E-Verify Required for Public Construction WorkersSeptember 2012 – Articles In the Zone
On July 5, 2012, Pennsylvania Governor Tom Corbett signed into law the “Public Works Employment Verification Act” meant to eliminate the use of undocumented workers on public construction projects. SB 367 requires contractors and subcontractors to verify employment eligibility of employees who are working on publicly funded projects.
“Public work” is defined under Section 2 of the Pennsylvania Prevailing Wage Act (P.L. 987, No. 442 ) as meaning “construction, reconstruction, demolition, alteration and/or repair work other than maintenance work, done under contract and paid for in whole or in part out of the funds of a public body where the estimated cost of the total project is in excess of $25,000, but shall not include work performed under a rehabilitation or manpower training program.”

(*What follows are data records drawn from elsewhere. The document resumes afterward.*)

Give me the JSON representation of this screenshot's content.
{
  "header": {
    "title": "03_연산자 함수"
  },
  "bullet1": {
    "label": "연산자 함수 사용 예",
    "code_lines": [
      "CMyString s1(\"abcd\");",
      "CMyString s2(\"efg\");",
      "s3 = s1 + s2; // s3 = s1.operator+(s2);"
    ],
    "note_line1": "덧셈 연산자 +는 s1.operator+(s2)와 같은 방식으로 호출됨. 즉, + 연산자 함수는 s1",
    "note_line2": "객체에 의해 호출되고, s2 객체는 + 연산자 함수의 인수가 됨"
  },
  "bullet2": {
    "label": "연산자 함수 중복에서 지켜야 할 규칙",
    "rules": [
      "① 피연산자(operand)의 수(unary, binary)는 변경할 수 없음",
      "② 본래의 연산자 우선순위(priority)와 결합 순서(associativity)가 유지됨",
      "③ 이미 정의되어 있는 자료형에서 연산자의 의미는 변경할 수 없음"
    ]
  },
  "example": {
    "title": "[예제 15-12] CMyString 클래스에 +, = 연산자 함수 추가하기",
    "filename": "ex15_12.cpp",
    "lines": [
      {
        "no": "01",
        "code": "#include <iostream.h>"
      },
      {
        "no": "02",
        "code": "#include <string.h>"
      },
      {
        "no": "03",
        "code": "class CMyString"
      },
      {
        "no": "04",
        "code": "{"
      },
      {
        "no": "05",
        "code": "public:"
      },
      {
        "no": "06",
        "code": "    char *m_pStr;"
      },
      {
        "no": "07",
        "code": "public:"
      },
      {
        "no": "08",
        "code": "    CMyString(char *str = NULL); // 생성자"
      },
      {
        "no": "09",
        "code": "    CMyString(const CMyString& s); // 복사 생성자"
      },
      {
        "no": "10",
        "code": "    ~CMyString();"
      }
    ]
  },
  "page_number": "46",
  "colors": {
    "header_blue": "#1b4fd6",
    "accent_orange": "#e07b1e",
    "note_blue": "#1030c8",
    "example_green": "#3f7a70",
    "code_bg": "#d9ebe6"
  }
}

Public works contractors and subcontractors must enroll and use the federal E-Verify System to verify employment eligibility of each new employee, effective January 1, 2013. As a precondition of being awarded a contract for a public work, or with respect to a contract that was awarded prior to January 1, 2013, but has not yet been executed, the contractor must provide the public body with a verification form, designated by the Department of General Services, acknowledging its responsibilities and confirming compliance with Act.
Public work contractors, subcontractors and staffing agencies are required to participate. However, “material suppliers” are not included in the definition of subcontractor.
Contractors who violate SB637’s provisions could be subject to various penalties and in some cases fines. A first offense would result in a warning letter; for a second violation, a public works contractor shall be debarred from public work for 30 days; and, for a third (and subsequent) violation, the contractor shall be debarred for not less than 180 days and not more than one year. If it can be demonstrated that an employer willfully violated the law, they would be barred from public projects for three years. Violators may also be subject to civil penalties.